ResVita Bio (CA, USA; www.resvitabio.com), a synthetic biology start-up, has been awarded a US $250,000 phase 1 Small Business Innovation Research (SBIR) grant by the National Institute of Allergy and Infectious Disease (NIAID). This grant will be used to develop RVB-101, a new type of treatment for severe atopic dermatitis, consisting of genetically engineered cells within a moisturizer formulation [37]. Topically applied, the cells temporarily colonize the skin and continuously release proteins that rebuild the epidermal barrier and alleviate inflammation.

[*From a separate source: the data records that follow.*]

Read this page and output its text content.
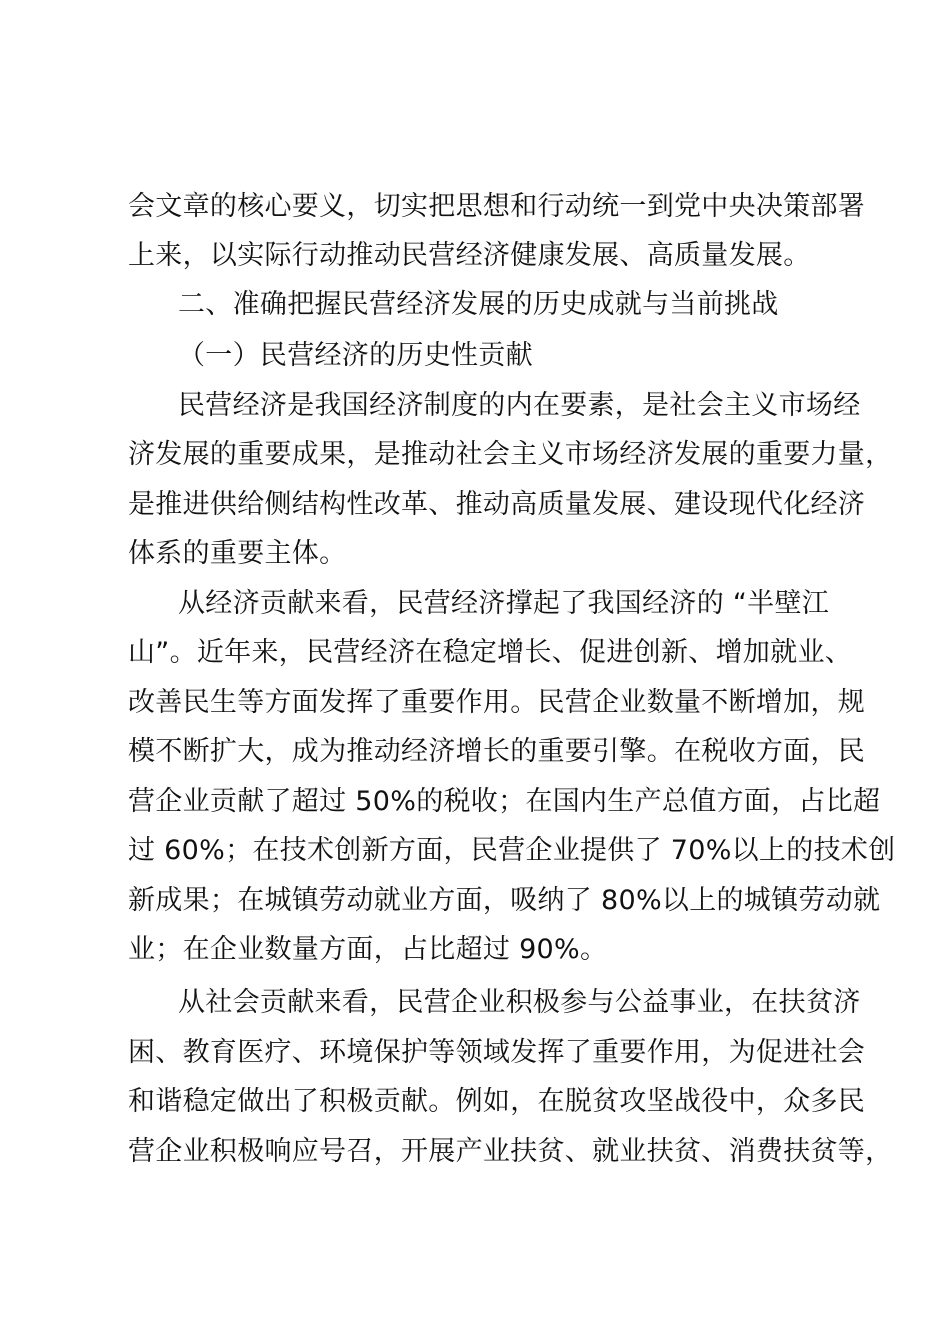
会文章的核心要义，切实把思想和行动统一到党中央决策部署
上来，以实际行动推动民营经济健康发展、高质量发展。
二、准确把握民营经济发展的历史成就与当前挑战
（一）民营经济的历史性贡献
民营经济是我国经济制度的内在要素，是社会主义市场经
济发展的重要成果，是推动社会主义市场经济发展的重要力量，
是推进供给侧结构性改革、推动高质量发展、建设现代化经济
体系的重要主体。
从经济贡献来看，民营经济撑起了我国经济的 “半壁江
山”。近年来，民营经济在稳定增长、促进创新、增加就业、
改善民生等方面发挥了重要作用。民营企业数量不断增加，规
模不断扩大，成为推动经济增长的重要引擎。在税收方面，民
营企业贡献了超过 50%的税收；在国内生产总值方面，占比超
过 60%；在技术创新方面，民营企业提供了 70%以上的技术创
新成果；在城镇劳动就业方面，吸纳了 80%以上的城镇劳动就
业；在企业数量方面，占比超过 90%。
从社会贡献来看，民营企业积极参与公益事业，在扶贫济
困、教育医疗、环境保护等领域发挥了重要作用，为促进社会
和谐稳定做出了积极贡献。例如，在脱贫攻坚战役中，众多民
营企业积极响应号召，开展产业扶贫、就业扶贫、消费扶贫等，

However, in a separate press release earlier this year, the company stated that RVB-001 is a genetically engineered probiotic that is topically applied to temporarily colonize the skin and continuously release LEKTI, thereby inhibiting proteolysis and restoring the integrity of the epidermal barrier in patients with Netherton syndrome [38].

Qihan

Qihan Biotech (China; www.qihanbio.com), a company applying multiplexable genome editing technology to cell therapies and organ transplantation, has announced the successful completion of a pre-Series B financing exceeding US$16 M [39]. The combined funds from this financing round and the company's reserves will support the rapid product development in the next four years. With a vision to create a world in which cell and organ therapies are universally available to patients, Qihan Biotech has raised several financing rounds. It has multiple products at different stages of development, including QN-019a, which had already received IND approval from China NMPA to treat CD19-positive relapsed/refractory aggressive B-cell non-Hodgkin lymphoma.

Rejuvenation Technologies

Rejuvenation Technologies CA, USA; https://rejuvenationtech.com), a biotechnology company developing mRNA-based therapeutics to address mechanisms of aging, has announced a US $10.6 M seed financing round [40]. The company has also raised US$4.6 M in grant funding, bringing the total amount raised to US$15.2 M. The funding will be used to advance its programs to IND approval in fibrotic disease, such as pulmonary fibrosis and liver cirrhosis, as well as early research targeting the immune system. Rejuvenation's lead candidate targets a key aging mechanism, telomere shortening. The company's products include optimized telomerase mRNA encapsulated in custom tissue-targeted lipid nanoparticles (LNP). The company plans to expand its operations and bring on additional team members to oversee scale-up manufacturing, clinical operations and R&D efforts to expand mRNA delivery capabilities to additional organ systems.

Thymmune

Thymmune Therapeutics (MA, USA; www.thymmune.com), a biotechnology company developing scalable thymic cell therapies to restore immune function in aging and disease, has announced that the US Department of Health and Human Services, through the Advanced Research Projects Agency for Health (ARPA-H; https://arpa-h.gov) has awarded up to US $37 million in funding to the Thymus Rejuvenation project [41]. This is the first industry project funded by the ARPA-H Open Broad Agency Announcement (https://arpa-h.gov/engage/baa/). The Thymus Rejuvenation project, led by Thymmune Therapeutics, aims to restore damaged or non-functional thymus tissue. Using laboratory methods, scientists can turn cells into different tissue types, eventually growing into functional thymus tissue for a patient, and allowing for a ‘reboot’ of immunity. ARPA-H funding will not only advance the treatment toward clinical development but also aim to effectively treat a broader range of clinical indications related to immune depletion as we age.